The curators have organized the show in five thematic groups that seem almost entirely arbitrary and interchangeable: Isn’t all of Pfeiffer’s work an “Atlas of Desire”? Doesn’t it always exude a “Helvetic Glamour”? All these perfect piles of commodities—inert, almost preserved in aspic—confront us with our own gluttony like late twentieth-century vanitas paintings. Consumption has rarely looked so grotesquely good. Still, Pfeiffer never moralizes. As with El Dorado, sensorial pleasure is always haunted by the inevitability of its disappearance.
Pfeiffer has often called himself an amateur, perhaps to insist that he always shoots from the hip. His are not staged photographs, despite their improbable levels of perfection.

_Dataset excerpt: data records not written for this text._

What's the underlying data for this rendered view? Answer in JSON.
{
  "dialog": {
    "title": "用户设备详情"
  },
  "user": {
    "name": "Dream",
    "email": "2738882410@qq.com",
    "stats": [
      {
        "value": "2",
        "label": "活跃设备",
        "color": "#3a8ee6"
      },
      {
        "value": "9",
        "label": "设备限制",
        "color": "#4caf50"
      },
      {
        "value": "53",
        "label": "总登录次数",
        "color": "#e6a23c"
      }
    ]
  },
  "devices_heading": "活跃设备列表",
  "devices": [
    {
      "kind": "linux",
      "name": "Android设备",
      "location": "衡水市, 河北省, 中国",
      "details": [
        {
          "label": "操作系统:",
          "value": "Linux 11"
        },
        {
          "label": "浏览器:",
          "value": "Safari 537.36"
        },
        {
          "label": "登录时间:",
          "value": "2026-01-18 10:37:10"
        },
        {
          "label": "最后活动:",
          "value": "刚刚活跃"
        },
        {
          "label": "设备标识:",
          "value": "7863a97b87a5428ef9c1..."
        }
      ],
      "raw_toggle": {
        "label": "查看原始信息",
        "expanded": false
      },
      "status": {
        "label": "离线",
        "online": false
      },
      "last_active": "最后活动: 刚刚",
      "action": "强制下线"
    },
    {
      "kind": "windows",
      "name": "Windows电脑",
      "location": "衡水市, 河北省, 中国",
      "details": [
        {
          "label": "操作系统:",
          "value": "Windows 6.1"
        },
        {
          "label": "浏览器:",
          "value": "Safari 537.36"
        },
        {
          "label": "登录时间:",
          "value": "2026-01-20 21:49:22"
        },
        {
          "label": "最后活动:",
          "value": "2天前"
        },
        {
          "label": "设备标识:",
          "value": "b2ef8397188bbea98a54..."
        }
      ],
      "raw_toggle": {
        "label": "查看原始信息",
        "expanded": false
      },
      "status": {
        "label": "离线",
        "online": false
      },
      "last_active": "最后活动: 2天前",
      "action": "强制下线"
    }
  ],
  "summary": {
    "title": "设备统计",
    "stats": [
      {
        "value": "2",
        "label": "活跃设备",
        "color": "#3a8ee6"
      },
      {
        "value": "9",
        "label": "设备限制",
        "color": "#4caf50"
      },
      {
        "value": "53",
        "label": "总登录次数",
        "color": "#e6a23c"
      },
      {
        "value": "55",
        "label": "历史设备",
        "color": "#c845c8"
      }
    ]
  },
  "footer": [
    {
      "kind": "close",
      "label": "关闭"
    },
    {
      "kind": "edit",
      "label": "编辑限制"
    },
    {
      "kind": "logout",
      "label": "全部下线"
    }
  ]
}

It’s difficult to think of a photographer who is so stylistically—and stylishly—promiscuous: That may be one reason why Pfeiffer has never enjoyed the celebrity of some of his imitators, such as Wolfgang Tillmans or Juergen Teller.
All photographs © the artist and courtesy Galerie Gregor Staiger, Zurich/Milan
Of the various themes, “El Dorado” proves the most durable, a specific body of work that offers a view out from Pfeiffer’s practice as much as a way in. That erotic journey is also a good way of thinking about Agnelli, based in a former Fiat factory where Italian industry flexed its muscles for over sixty years. Pfeiffer doesn’t seem much interested in cars or other machinery—his eye mostly lingers over the mechanics of the human body, taut beneath pale, young flesh—but after a stroll on the museum’s rooftop pista, a former racetrack that’s now Turin’s answer to New York’s High Line, walking through the exhibition feels like a joyride. Your eye leaps across decades in the span of a single wall as it cruises Pfeiffer’s work at the speed of life.
Walter Pfeiffer: In Good Company is on view at Pinacoteca Agnelli, Turin, Italy, through September 12, 2026.